THAI PLASTIC BAGS INDUSTRIES CO., LTD., Plaintiff, v. UNITED STATES, Defendant, and Polyethylene Retail Carrier Bag Committee, Hilex Poly Co., LLC, and Superbag Corporation, Defendant-Intervenors.

Slip Op. 13-21.

Court No. 11-00086.

United States Court of International Trade.

Feb. 11, 2013.

*1338Irene H. Chen, Chen Law Group LLC, of Rockville, MD, and Mark B. Lehnardt, Lehnardt & Lehnardt, LLC, of Liberty, MO, for Thai Plastic Bags Industries, Co., Ltd.

Joseph W. Dorn, Stephen A. Jones, and Daniel L. Schneiderman, King & Spalding LLP, of Washington, DC, for Polyethylene Retail Carrier Bag Committee, Hilex Poly Co., LLC, and Superbag Corporation.
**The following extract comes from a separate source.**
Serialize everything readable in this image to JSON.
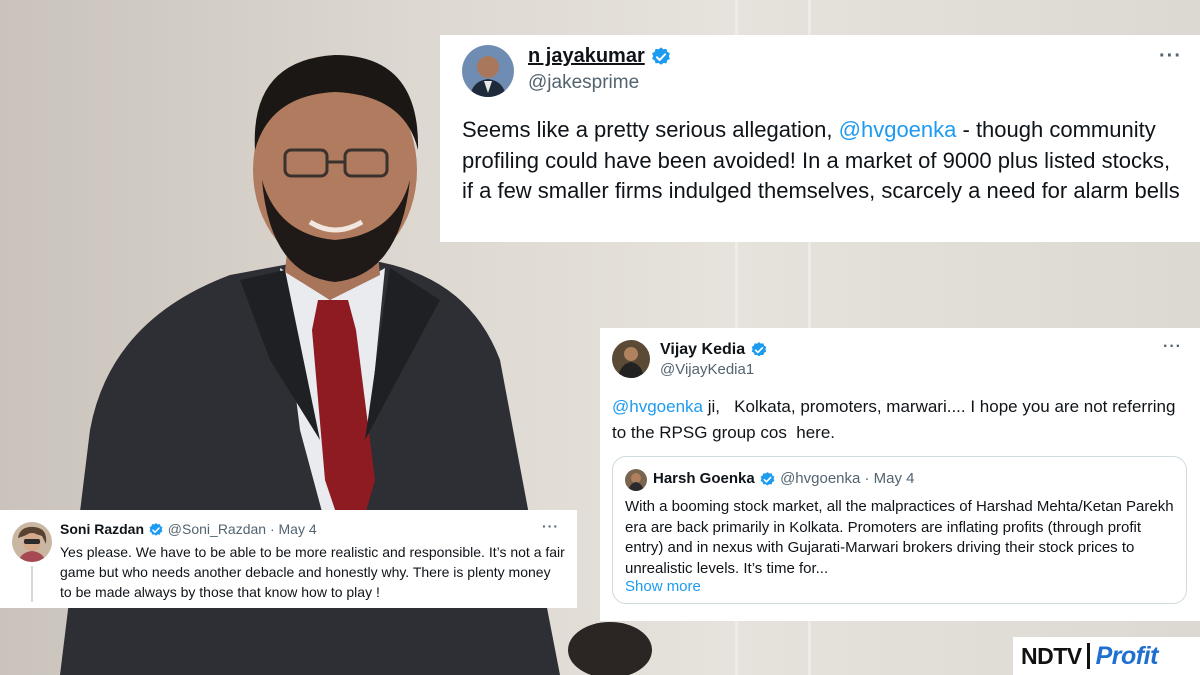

Vincent D. Phillips and Ryan M. Majerus, Trial Attorneys, Commercial Litigation Branch, Civil Division, U.S. Department of Justice, of Washington, DC, for Defendant. Also on the brief were Stuart F. Delery, Acting Assistant Attorney General, Jeanne E. Davidson, Director, and Patricia M. McCarthy, Assistant Director. Of counsel on the brief was Scott D. McBride, Senior Attorney, Office of the Chief Counsel for Import Administration, U.S. Department of Commerce, of Washington, DC.

OPINION

POGUE, Chief Judge:

Before the court is a determination by the United States Department of Commerce (“Commerce”) in response to a previously ordered remand.1 In prior proceedings, the court granted Commerce’s request for a voluntary remand on two grounds: 1) to allow Commerce to provide additional explanation for its decision to assign a dumping margin of zero to all U.S. sales where export price was greater than normal value (referred to as “zeroing”) when calculating respondents’ weighted-average dumping margins during the antidumping duty review at issue; and 2) to allow Commerce to consider the parties’ comments and to review Commerce’s application of the “transactions disregarded” cost adjustment when constructing a normal value in this review. Thai Plastic Bags I, — CIT at -, 853 F.Supp.2d at 1277-79.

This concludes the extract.